When the moon appeared they got up, but they found no crumbs, for the thousands of birds that fly about the woods and fields had picked them all up. "Never mind," said Hansel to Gretel; "You'll see we'll find a way out"; but all the same they did not. They wandered about the whole night, and the next day, from morning till evening, but they could not find a path out of the wood. They were very hungry, too, for they had nothing to eat but a few berries they found growing on the ground. And at last they were so tired that their legs refused to carry them any longer, so they lay down under a tree and fell fast asleep.

On the third morning after they had left their father's house they set about their wandering again, but only got deeper and deeper into the wood, and now they felt that if help did not come to them soon they must perish. At midday they saw a beautiful little snow-white bird sitting on a branch, which sang so sweetly that they stopped still and listened to it. And when its song was finished it flapped its wings and flew on in front of them. They followed it and came to a little house, on the roof of which it perched; and when they came quite near they saw that the cottage was made of bread and roofed with cakes, while the window was made of transparent sugar. "Now we'll set to," said Hansel, "and have a regular blow-out.
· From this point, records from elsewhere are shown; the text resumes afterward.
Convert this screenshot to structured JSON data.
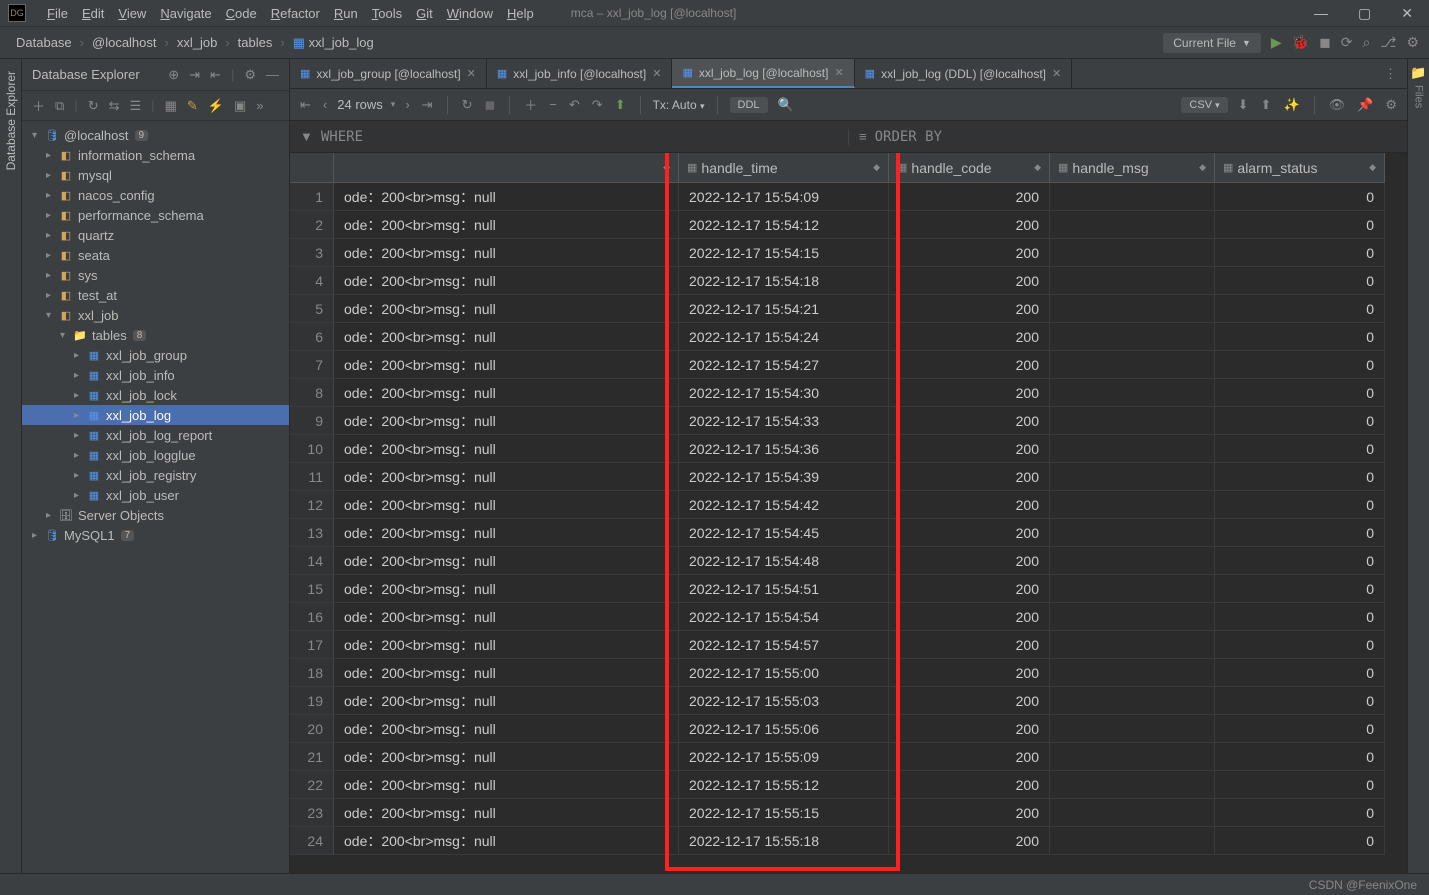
{
  "window": {
    "title": "mca – xxl_job_log [@localhost]",
    "logo": "DG"
  },
  "menus": [
    "File",
    "Edit",
    "View",
    "Navigate",
    "Code",
    "Refactor",
    "Run",
    "Tools",
    "Git",
    "Window",
    "Help"
  ],
  "breadcrumbs": [
    "Database",
    "@localhost",
    "xxl_job",
    "tables",
    "xxl_job_log"
  ],
  "current_file_label": "Current File",
  "explorer": {
    "title": "Database Explorer",
    "root": {
      "name": "@localhost",
      "badge": "9"
    },
    "schemas": [
      "information_schema",
      "mysql",
      "nacos_config",
      "performance_schema",
      "quartz",
      "seata",
      "sys",
      "test_at"
    ],
    "active_schema": "xxl_job",
    "tables_label": "tables",
    "tables_badge": "8",
    "tables": [
      "xxl_job_group",
      "xxl_job_info",
      "xxl_job_lock",
      "xxl_job_log",
      "xxl_job_log_report",
      "xxl_job_logglue",
      "xxl_job_registry",
      "xxl_job_user"
    ],
    "selected_table": "xxl_job_log",
    "server_objects": "Server Objects",
    "second_conn": {
      "name": "MySQL1",
      "badge": "7"
    },
    "sidebar_tab": "Database Explorer"
  },
  "editor_tabs": [
    {
      "label": "xxl_job_group [@localhost]",
      "active": false
    },
    {
      "label": "xxl_job_info [@localhost]",
      "active": false
    },
    {
      "label": "xxl_job_log [@localhost]",
      "active": true
    },
    {
      "label": "xxl_job_log (DDL) [@localhost]",
      "active": false
    }
  ],
  "data_toolbar": {
    "row_count": "24 rows",
    "tx": "Tx: Auto",
    "ddl": "DDL",
    "csv": "CSV"
  },
  "filter": {
    "where": "WHERE",
    "order": "ORDER BY"
  },
  "columns": [
    "",
    "handle_time",
    "handle_code",
    "handle_msg",
    "alarm_status"
  ],
  "rows": [
    {
      "n": 1,
      "msg": "ode：200<br>msg：null",
      "time": "2022-12-17 15:54:09",
      "code": "200",
      "hmsg": "",
      "alarm": "0"
    },
    {
      "n": 2,
      "msg": "ode：200<br>msg：null",
      "time": "2022-12-17 15:54:12",
      "code": "200",
      "hmsg": "",
      "alarm": "0"
    },
    {
      "n": 3,
      "msg": "ode：200<br>msg：null",
      "time": "2022-12-17 15:54:15",
      "code": "200",
      "hmsg": "",
      "alarm": "0"
    },
    {
      "n": 4,
      "msg": "ode：200<br>msg：null",
      "time": "2022-12-17 15:54:18",
      "code": "200",
      "hmsg": "",
      "alarm": "0"
    },
    {
      "n": 5,
      "msg": "ode：200<br>msg：null",
      "time": "2022-12-17 15:54:21",
      "code": "200",
      "hmsg": "",
      "alarm": "0"
    },
    {
      "n": 6,
      "msg": "ode：200<br>msg：null",
      "time": "2022-12-17 15:54:24",
      "code": "200",
      "hmsg": "",
      "alarm": "0"
    },
    {
      "n": 7,
      "msg": "ode：200<br>msg：null",
      "time": "2022-12-17 15:54:27",
      "code": "200",
      "hmsg": "",
      "alarm": "0"
    },
    {
      "n": 8,
      "msg": "ode：200<br>msg：null",
      "time": "2022-12-17 15:54:30",
      "code": "200",
      "hmsg": "",
      "alarm": "0"
    },
    {
      "n": 9,
      "msg": "ode：200<br>msg：null",
      "time": "2022-12-17 15:54:33",
      "code": "200",
      "hmsg": "",
      "alarm": "0"
    },
    {
      "n": 10,
      "msg": "ode：200<br>msg：null",
      "time": "2022-12-17 15:54:36",
      "code": "200",
      "hmsg": "",
      "alarm": "0"
    },
    {
      "n": 11,
      "msg": "ode：200<br>msg：null",
      "time": "2022-12-17 15:54:39",
      "code": "200",
      "hmsg": "",
      "alarm": "0"
    },
    {
      "n": 12,
      "msg": "ode：200<br>msg：null",
      "time": "2022-12-17 15:54:42",
      "code": "200",
      "hmsg": "",
      "alarm": "0"
    },
    {
      "n": 13,
      "msg": "ode：200<br>msg：null",
      "time": "2022-12-17 15:54:45",
      "code": "200",
      "hmsg": "",
      "alarm": "0"
    },
    {
      "n": 14,
      "msg": "ode：200<br>msg：null",
      "time": "2022-12-17 15:54:48",
      "code": "200",
      "hmsg": "",
      "alarm": "0"
    },
    {
      "n": 15,
      "msg": "ode：200<br>msg：null",
      "time": "2022-12-17 15:54:51",
      "code": "200",
      "hmsg": "",
      "alarm": "0"
    },
    {
      "n": 16,
      "msg": "ode：200<br>msg：null",
      "time": "2022-12-17 15:54:54",
      "code": "200",
      "hmsg": "",
      "alarm": "0"
    },
    {
      "n": 17,
      "msg": "ode：200<br>msg：null",
      "time": "2022-12-17 15:54:57",
      "code": "200",
      "hmsg": "",
      "alarm": "0"
    },
    {
      "n": 18,
      "msg": "ode：200<br>msg：null",
      "time": "2022-12-17 15:55:00",
      "code": "200",
      "hmsg": "",
      "alarm": "0"
    },
    {
      "n": 19,
      "msg": "ode：200<br>msg：null",
      "time": "2022-12-17 15:55:03",
      "code": "200",
      "hmsg": "",
      "alarm": "0"
    },
    {
      "n": 20,
      "msg": "ode：200<br>msg：null",
      "time": "2022-12-17 15:55:06",
      "code": "200",
      "hmsg": "",
      "alarm": "0"
    },
    {
      "n": 21,
      "msg": "ode：200<br>msg：null",
      "time": "2022-12-17 15:55:09",
      "code": "200",
      "hmsg": "",
      "alarm": "0"
    },
    {
      "n": 22,
      "msg": "ode：200<br>msg：null",
      "time": "2022-12-17 15:55:12",
      "code": "200",
      "hmsg": "",
      "alarm": "0"
    },
    {
      "n": 23,
      "msg": "ode：200<br>msg：null",
      "time": "2022-12-17 15:55:15",
      "code": "200",
      "hmsg": "",
      "alarm": "0"
    },
    {
      "n": 24,
      "msg": "ode：200<br>msg：null",
      "time": "2022-12-17 15:55:18",
      "code": "200",
      "hmsg": "",
      "alarm": "0"
    }
  ],
  "footer": {
    "watermark": "CSDN @FeenixOne"
  },
  "right_edge_label": "Files"
}
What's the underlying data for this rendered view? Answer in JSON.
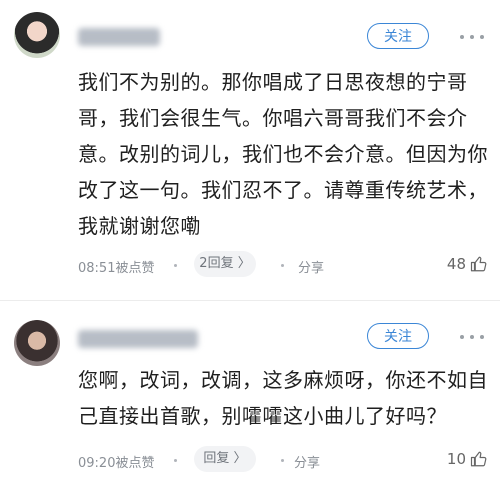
{
  "comments": [
    {
      "follow_label": "关注",
      "text": "我们不为别的。那你唱成了日思夜想的宁哥哥，我们会很生气。你唱六哥哥我们不会介意。改别的词儿，我们也不会介意。但因为你改了这一句。我们忍不了。请尊重传统艺术，我就谢谢您嘞",
      "time": "08:51被点赞",
      "reply_label": "2回复 〉",
      "share_label": "分享",
      "likes": "48"
    },
    {
      "follow_label": "关注",
      "text": "您啊，改词，改调，这多麻烦呀，你还不如自己直接出首歌，别嚯嚯这小曲儿了好吗？",
      "time": "09:20被点赞",
      "reply_label": "回复 〉",
      "share_label": "分享",
      "likes": "10"
    }
  ]
}
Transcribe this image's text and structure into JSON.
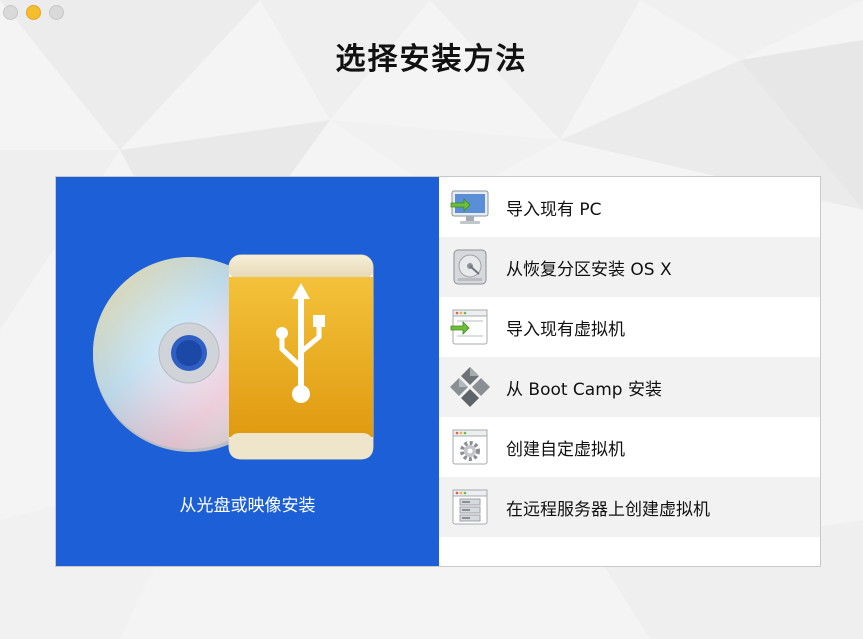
{
  "window": {
    "title": "选择安装方法",
    "controls": [
      "close",
      "minimize",
      "zoom"
    ]
  },
  "colors": {
    "accent_blue": "#1c5fd6",
    "usb_orange": "#e9a317",
    "row_alt": "#f2f2f2"
  },
  "install_disc": {
    "label": "从光盘或映像安装",
    "icons": [
      "disc-icon",
      "usb-drive-icon"
    ]
  },
  "methods": [
    {
      "label": "导入现有 PC",
      "icon": "monitor-import-icon"
    },
    {
      "label": "从恢复分区安装 OS X",
      "icon": "hard-drive-icon"
    },
    {
      "label": "导入现有虚拟机",
      "icon": "window-import-icon"
    },
    {
      "label": "从 Boot Camp 安装",
      "icon": "bootcamp-icon"
    },
    {
      "label": "创建自定虚拟机",
      "icon": "window-gear-icon"
    },
    {
      "label": "在远程服务器上创建虚拟机",
      "icon": "window-server-icon"
    }
  ]
}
I'll eat a bit of the roof, and you, Gretel, can eat some of the window, which you'll find a sweet morsel."



Hansel stretched up his hand and broke off a little bit of the roof to see what it was like, and Gretel went to the casement and began to nibble at it. Thereupon a shrill voice called out from the room inside: "Nibble, nibble, little mouse, Who's nibbling my house?" The children answered: "Tis Heaven's own child, The tempest wild," and went on eating, without putting themselves about. Hansel, who thoroughly appreciated the roof, tore down a big bit of it, while Gretel pushed out a whole round window-pane, and sat down the better to enjoy it. Suddenly the door opened, and an ancient dame leaning on a staff hobbled out. Hansel and Gretel were so terrified that they let what they had in their hands fall. But the old woman shook her head and said: "Oh, ho! you dear children, who led you here? Just come in and stay with me, no ill shall befall you." She took them both by the hand and let them into the house, and laid a most sumptuous dinner before them, milk and sugared pancakes, with apples and nuts. After they had finished, two beautiful little white beds were prepared for them, and when Hansel and Gretel lay down in them they felt as if they had got into heaven.
He was a vulgar boy!
The old woman had appeared to be most friendly, but she was really an old witch who had waylaid the children, and had only built the little bread house in order to lure them in. When anyone came into her power she killed, cooked, and ate him, and held a regular feast-day for the occasion.